Question

on the set z of all integers,consider the relation r={(a,b):(a-b) is divisible by 3}.show that r is an equivalence relation on z​.

Answer 1

Given:

Relation r={(a,b):(a-b) is divisible by 3}

Defined on set of all integers Z.

To Prove:

r is an equivalence relation on z.

Solution:

First of all, let us learn what is a equivalence relation.
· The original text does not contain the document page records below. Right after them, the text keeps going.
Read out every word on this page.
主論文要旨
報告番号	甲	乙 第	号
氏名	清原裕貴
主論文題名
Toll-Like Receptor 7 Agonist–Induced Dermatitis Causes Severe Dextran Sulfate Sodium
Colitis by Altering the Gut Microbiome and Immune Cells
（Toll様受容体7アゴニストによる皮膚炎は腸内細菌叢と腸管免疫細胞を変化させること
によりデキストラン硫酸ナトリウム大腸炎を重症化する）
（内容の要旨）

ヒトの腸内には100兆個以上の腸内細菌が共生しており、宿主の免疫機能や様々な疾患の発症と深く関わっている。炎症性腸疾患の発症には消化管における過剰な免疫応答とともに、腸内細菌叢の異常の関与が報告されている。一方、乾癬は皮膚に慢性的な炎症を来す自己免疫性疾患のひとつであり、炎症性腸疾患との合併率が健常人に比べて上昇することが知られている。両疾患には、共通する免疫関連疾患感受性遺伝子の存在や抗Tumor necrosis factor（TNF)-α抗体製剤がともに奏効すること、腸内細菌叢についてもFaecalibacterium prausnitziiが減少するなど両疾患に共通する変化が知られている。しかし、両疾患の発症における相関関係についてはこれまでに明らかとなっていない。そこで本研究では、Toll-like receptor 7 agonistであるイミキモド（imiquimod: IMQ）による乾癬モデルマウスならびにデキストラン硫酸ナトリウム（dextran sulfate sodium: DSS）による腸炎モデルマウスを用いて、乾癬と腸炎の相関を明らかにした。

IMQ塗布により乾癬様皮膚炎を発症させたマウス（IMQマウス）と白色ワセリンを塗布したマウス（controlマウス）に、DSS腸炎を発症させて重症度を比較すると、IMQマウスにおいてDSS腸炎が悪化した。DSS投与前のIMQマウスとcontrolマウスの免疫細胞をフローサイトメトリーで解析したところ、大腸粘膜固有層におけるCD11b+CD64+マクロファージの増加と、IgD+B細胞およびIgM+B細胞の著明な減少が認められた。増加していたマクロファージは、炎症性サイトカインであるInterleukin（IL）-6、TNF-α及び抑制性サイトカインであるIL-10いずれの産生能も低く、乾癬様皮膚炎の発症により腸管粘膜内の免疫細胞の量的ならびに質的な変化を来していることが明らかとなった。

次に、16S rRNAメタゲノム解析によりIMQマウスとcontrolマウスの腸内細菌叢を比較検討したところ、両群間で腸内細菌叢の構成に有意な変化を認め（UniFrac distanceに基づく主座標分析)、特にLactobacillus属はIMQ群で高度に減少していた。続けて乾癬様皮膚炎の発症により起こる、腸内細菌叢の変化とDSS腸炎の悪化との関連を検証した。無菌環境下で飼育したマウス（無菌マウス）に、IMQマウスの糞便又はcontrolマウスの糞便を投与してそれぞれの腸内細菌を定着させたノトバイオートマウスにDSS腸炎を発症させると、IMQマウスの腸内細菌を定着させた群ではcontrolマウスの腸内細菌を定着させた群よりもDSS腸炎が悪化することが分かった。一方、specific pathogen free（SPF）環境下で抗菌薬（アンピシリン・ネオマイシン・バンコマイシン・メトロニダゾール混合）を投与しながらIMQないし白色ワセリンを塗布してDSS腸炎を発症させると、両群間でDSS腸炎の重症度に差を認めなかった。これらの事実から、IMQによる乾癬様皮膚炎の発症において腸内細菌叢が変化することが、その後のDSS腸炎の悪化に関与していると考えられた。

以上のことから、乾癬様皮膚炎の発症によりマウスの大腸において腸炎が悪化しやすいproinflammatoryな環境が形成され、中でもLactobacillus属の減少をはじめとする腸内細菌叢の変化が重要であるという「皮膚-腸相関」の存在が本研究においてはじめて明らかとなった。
An equivalence relation is a relation which is all three:

1. Reflexive

2. Symmetric and

3. Transitive

Reflexive relation is one which has:

$a\ r\ a \forall a\in z$

i.e. (a,a) will be in relation r for all a in z.

The relation's values for (a,a) = a - a to be divisible by 3.

a - a = 0, 0 is always divisible by 3 so it is reflexive.

Symmetric relation is one which has:

$a\ r\ b \Rightarrow b\ r\ a\forall \{a,b\}\in z$

i.e. $if\ \{(a,b)\} \in r \Rightarrow \{(b,a)\} \in r \forall \{a,b\} \in z.$

The relation's values for (a,b) = a - b to be divisible by 3.

Let a - b = 3x ..... (1)

Then (b,a) $\Rightarrow$ b - a

From (1) b - a = -3x which is again divisible by 3.

So, (b,a) is also an element in r.

It is Symmetric.

Transitive relation is one in which:

$if\ \{(a,b),(b,c)\} \in r \Rightarrow \{(a,c)\} \in r \forall \{a,b,c\} \in z.$

If (a,b) is in r then a-b is divisible by 3

Let a-b = 3p ..... (2)

If (b,c) is in r then b-c is divisible by 3

Let b-c = 3q ..... (3)

Let us add (2) and (3):

a - c = 3p + 3q = 3(p+q)

Hence, a-c is divisible by 3.

$\therefore$ {(a,c)} $\in$ r

It is transitive.

The relation is all three i.e. reflexive, symmetric and transitive.

$\therefore$ the relation is equivalence relation.